GEREJA-GEREJA YANG BERSAHABAT DENGAN ORANG MUDA

                Gereja-gereja harus menjadi “gereja yang bersahabat dengan orang muda”. Orang muda akan mungkin mengalami kehidupan di dalam sebuah kebaktian gereja dan misi atau, sebagai seorang remaja saya tahu bahwa “melakukan apa yang tidak penting, menggunakan bahasa dan kegiatan-kegiatan yang kita tidak mengerti.” Gereja-gereja yang berhasabat dengan orang muda akan memiliki sebuah kehadiran orang muda yang baik. Orang muda akan ikut mengambil bagian di dalam kebaktian, dengan menggunakan musik dan lambang-lambang mereka dan menunjukkan kepedulian-kepedulian mereka. Mereka akan ikut terlibat di dalam Penyelidikian Alkitab antar generasi, seminar-seminar tentang masalah hidup dan acara-acara kemasyarakatan.

                Jemaat-jemaat yang bersahabat dengan orang muda akan menghargai orang muda. Gereja akan mendengar mereka dan mendukung mereka dengan doa-doa, waktu, fasilitas dan uang. Jemaat-jemaat ini akan memberikan respons kepada kebutuhan-kebutuhan orang muda dan melihat mereka sebagai sebuah komponen yang kritis di dalam tubuh Kristus.

PEMURIDAN

                Dunia ini telah menjadi sebuah gambar patung suci di dalam Gereja Masehi Advent Hari Ketujuh.
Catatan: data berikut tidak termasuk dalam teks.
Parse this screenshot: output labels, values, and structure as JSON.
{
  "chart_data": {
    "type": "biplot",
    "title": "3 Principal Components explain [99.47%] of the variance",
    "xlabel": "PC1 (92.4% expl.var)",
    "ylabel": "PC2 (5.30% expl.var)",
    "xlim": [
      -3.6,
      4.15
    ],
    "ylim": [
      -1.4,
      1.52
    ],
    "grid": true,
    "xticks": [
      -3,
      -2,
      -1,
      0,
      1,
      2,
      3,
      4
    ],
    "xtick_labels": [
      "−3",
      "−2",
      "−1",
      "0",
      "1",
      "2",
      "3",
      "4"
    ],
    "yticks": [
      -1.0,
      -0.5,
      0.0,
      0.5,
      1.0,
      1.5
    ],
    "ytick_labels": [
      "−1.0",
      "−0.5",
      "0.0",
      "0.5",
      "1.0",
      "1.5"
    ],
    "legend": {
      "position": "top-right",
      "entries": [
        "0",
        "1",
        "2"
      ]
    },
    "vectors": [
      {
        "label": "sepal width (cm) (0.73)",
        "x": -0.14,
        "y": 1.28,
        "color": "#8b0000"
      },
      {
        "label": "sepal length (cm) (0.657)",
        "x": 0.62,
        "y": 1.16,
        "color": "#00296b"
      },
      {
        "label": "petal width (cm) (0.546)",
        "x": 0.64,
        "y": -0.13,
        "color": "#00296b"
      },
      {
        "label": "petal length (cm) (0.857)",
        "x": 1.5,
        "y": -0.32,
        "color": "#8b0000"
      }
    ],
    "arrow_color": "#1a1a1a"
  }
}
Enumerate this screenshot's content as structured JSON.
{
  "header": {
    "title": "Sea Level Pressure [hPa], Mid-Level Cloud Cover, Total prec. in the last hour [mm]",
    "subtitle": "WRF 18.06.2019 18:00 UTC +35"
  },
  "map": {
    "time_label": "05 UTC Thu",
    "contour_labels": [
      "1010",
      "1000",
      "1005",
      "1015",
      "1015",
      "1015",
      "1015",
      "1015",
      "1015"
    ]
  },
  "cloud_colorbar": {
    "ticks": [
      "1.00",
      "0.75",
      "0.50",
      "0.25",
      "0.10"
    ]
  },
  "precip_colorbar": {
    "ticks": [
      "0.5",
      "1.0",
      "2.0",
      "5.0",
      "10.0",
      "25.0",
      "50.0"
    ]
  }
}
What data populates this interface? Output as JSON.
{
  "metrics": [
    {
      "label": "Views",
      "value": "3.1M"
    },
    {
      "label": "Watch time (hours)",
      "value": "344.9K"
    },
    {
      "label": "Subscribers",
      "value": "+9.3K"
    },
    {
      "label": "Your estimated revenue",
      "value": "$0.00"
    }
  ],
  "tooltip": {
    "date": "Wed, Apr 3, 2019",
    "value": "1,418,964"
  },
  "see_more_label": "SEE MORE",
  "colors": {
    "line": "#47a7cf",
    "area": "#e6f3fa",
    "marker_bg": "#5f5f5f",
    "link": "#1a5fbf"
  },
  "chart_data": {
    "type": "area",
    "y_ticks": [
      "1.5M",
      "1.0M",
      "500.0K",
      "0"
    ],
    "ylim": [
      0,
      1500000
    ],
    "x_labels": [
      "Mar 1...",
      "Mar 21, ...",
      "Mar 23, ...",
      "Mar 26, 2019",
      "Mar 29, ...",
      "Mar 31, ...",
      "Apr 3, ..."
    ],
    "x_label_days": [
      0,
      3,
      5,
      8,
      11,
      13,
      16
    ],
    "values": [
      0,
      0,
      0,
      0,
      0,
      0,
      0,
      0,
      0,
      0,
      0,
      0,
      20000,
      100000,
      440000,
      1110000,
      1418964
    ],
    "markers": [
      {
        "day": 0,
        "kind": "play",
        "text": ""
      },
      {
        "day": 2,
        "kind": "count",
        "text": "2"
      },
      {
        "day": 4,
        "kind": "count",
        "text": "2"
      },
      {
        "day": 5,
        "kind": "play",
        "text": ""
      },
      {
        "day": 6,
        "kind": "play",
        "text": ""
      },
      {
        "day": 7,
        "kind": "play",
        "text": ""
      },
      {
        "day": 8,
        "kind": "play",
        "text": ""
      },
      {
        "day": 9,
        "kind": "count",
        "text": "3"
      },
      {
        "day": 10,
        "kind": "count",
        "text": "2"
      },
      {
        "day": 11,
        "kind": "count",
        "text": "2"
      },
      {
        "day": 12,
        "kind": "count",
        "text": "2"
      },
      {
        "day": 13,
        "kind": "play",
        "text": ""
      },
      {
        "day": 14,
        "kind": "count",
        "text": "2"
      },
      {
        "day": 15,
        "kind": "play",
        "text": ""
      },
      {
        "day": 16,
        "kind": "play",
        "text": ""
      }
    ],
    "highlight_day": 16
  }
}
Dan dimasa yang akan datang itu akan menjadi semakin banyak digunakan dari pada sebelumnya. Orang-orang muda yang tidak memiliki nilai-nilai gereja dan yang telah terpengaruh dengan keadaan sekularisme akan membutuhkan pelayanan-pelayanan orang muda yang berfokus pada dasar-dasar dari iman Kristen dan dasar-dasar dari kepemimpinan.

                Orang-orang muda pria dan wanita akan menjadi pencari-pencari. Dan pekabaran injil akan menjadi sangat asing dan membangkitkan minat. Jadi penyelidikan Alkitab dalam kelompok kecil, kelompok-kelompok pendukung hidup, masalah-masalah penyelidikan atau seminar-seminar pelatihan ketrampilan, kegiatan-kegiatan jangkauan keluar dan penasehat publik akan memberikan kepada anak-anak kesempatan untuk saling peduli kepada satu dengan yang lain, dewasa di dalam iman mereka dan bersedia untuk kepemimpinan. Penekanan pada orang muda harus menggaris-bawahi pentingnya mengembangkan orang muda di dalam peta Yesus Kristus. Tabiat seperti Yesus harus menjadi fokus dari pemuridan. Orang muda bukan saja mengetahui tentang Allah tetapi harus mengalami Dia di dalam perjalanan mereka setiap hari. Ini harus menjadi sebuah kombinasi yang seimbang—pengalaman dan pengetahuan.

PELAYANAN

                Banyak orang muda akan rindu untuk ikut serta di dalam program yang berorientasi pada pelayanan di dalam komunitas-komunitas mereka atau bahkan lebih luas lagi. Semakin banyak orang muda akan mendapat sukacita di dalam melayani orang lain. Pelayanan Orang Muda di dalam gereja setempat perlu untuk membuat pelayanan menjadi salah satu dari prioritas-prioritasnya. Keselamatan dan Pelayanan berjalan saling bergandengan. Di masa yang akan datang, sebuah pelayanan orang muda tanpa komponen ini yaitu mengutamakan keselamatan maka akan terlihat sebagai satu pelayanan yang bukan untuk orang muda. Orang-orang Muda akan menghadapi tantangan untuk mengambil bagian di dalam acara-acara pelayanan, beberapa akan meluangkan waktu mereka untuk mengajar teman-teman mereka tentang ketrampilan-ketrampilan hidup dasar sambil mengajarkan kepada mereka tentang Yesus Kristus. Masa depan akan menyaksikan dalamnya kepuasan dari melayani orang lain dengan cara mengisi tempat-tempat yang kosong di dalam hati dari orang muda. Pelayanan Orang Muda akan semakin hari menjadi pelayanan yang berdasarkan pada pelayanan kepada masyarakat.

ABAD DIGITAL

Tahap teknologi akan terus bergerak maju dengan sangat cepat

dimasa yang akan datang. Telepon genggam, PDA, e-mail, web, peralatan tanpa kabel, iPods, mp3 dan kamera digital hanyalah merupakan beberapa peralatan yang perlu diperhatikan oleh pemimpin-pemimpin orang muda. Disamping kemajuan teknologi dari dunia kita, orang-orang muda akan selalu membutuhkan hubungan-hubungan. Ini sangat penting dan dapat dimungkinkan dengan teknologi tetapi tidak akan pernah dapat menggantikan pertemuan muka dengan muka dengan makluk manusia yang lain.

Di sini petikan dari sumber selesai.